Day 18: Back to Bournemouth – Ready to give up?

by | Jul 2, 2022

National Express

All too much

Jonathan was up and out by the time I came down for breakfast. He had left at dawn to travel up to Lord’s for the first day of the first Test Match against New Zealand. I envied him.

My own agenda for the day was a lot more complicated, having agreed many months previously to deliver a speech, and present an award, at the Fresher Publishing Creative Writing Awards at Bournemouth University. My lovely friend Emma Scattergood, who runs the Publishing Degree Programme at the university, assured me that she wouldn’t mind a bit if I pulled out, but I didn’t feel that was on.

Leaving my bike with Penny, I took a five-hour coach journey back to Poole. Emily had posted a suit and a pair of black shoes to Emma the day before, so that I could look reasonably presentable on the night. When I eventually reached Poole, Emma was there to greet me, clothes parcel in hand.
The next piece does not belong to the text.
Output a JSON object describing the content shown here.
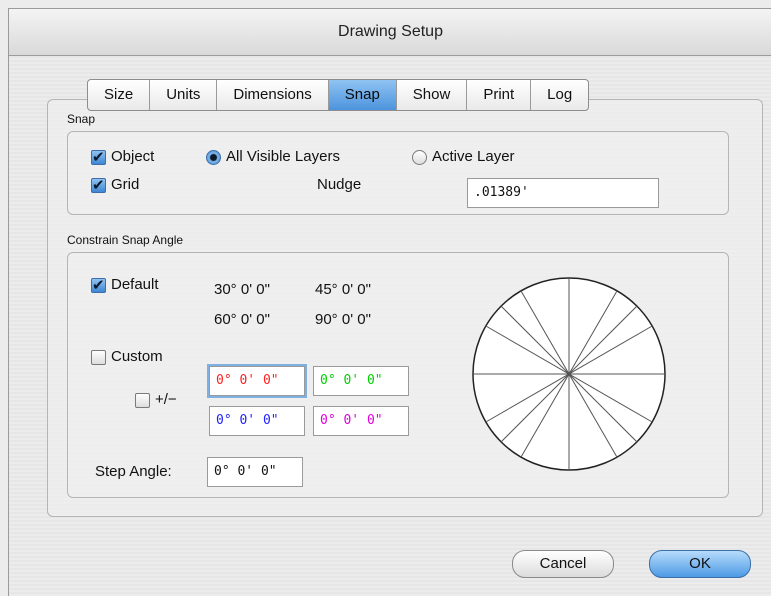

After that, everything went gradually downhill. Emily had clearly been in a hurry when packing my clothes, and the jacket and trousers she had selected were from two different suits. In fact, the trousers were from a suit that had mistakenly been put through the wash and had shrunk dramatically. The black shoes had no laces. And the shirt needed cufflinks.
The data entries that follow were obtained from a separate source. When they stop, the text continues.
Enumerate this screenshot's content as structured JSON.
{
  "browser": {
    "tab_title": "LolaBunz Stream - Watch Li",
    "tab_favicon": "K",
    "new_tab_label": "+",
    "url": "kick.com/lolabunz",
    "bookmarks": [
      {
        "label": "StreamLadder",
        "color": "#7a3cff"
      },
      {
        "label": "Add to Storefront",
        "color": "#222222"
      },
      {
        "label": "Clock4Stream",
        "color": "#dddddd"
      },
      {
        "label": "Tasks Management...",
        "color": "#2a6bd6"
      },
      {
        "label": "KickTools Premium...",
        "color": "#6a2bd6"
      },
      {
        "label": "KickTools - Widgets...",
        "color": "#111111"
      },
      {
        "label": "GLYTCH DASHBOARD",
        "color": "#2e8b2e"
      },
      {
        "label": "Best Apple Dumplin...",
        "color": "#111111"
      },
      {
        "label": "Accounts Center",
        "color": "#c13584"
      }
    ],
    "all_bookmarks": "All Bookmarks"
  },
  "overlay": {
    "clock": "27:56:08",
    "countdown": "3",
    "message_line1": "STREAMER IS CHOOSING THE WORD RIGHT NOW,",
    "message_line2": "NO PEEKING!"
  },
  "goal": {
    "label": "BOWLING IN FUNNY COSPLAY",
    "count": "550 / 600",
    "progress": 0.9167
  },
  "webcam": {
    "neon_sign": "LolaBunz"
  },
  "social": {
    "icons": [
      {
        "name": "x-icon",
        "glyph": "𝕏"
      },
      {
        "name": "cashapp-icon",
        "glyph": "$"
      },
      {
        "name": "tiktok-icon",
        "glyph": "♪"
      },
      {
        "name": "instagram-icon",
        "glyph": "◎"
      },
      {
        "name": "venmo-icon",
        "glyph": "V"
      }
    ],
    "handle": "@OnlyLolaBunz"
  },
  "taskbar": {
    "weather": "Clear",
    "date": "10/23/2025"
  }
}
I fashioned a pair of cufflinks out of paperclips, kindly supplied by the hotel reception, which at least meant that I could turn up wearing a respectable shirt. That apart, my only option was to wear my cycling trousers and shoes. I’d need to weave an apology and explanation into my speech.

While being introduced to this year’s publishing graduates at the university, I took a call from Zoe, my eldest daughter. My son Tom, who had been enduring a particularly nasty, cowardly spate of bullying at school, had gone missing. What should she do?

I gave my speech, but my heart wasn’t in it. My mind was completely focused on Tom, and I must have seemed like one of those people you meet at a party who pretends to be interested in what you have to say, but who isn’t quite looking you in the eye. I don’t recall whom I spoke to, or even who won the prize. I remember being asked to read the winning short story, but I couldn’t tell you what it was about. I looked a mess, in my slightly stained, utilitarian cycling trousers. In fact, every student in attendance was better dressed than me. I wanted to be home. I wanted to be there for my son. Not here. Not on my bike. No more lighthouses.

I chose to walk back to my hotel along the seafront. I got news that Tom had been found, and was safe and well. But I was tormented by a flashing light out at sea, which reminded me that, yet again, I was still within sight of the Isle of Wight. It was the bloody Needles Lighthouse.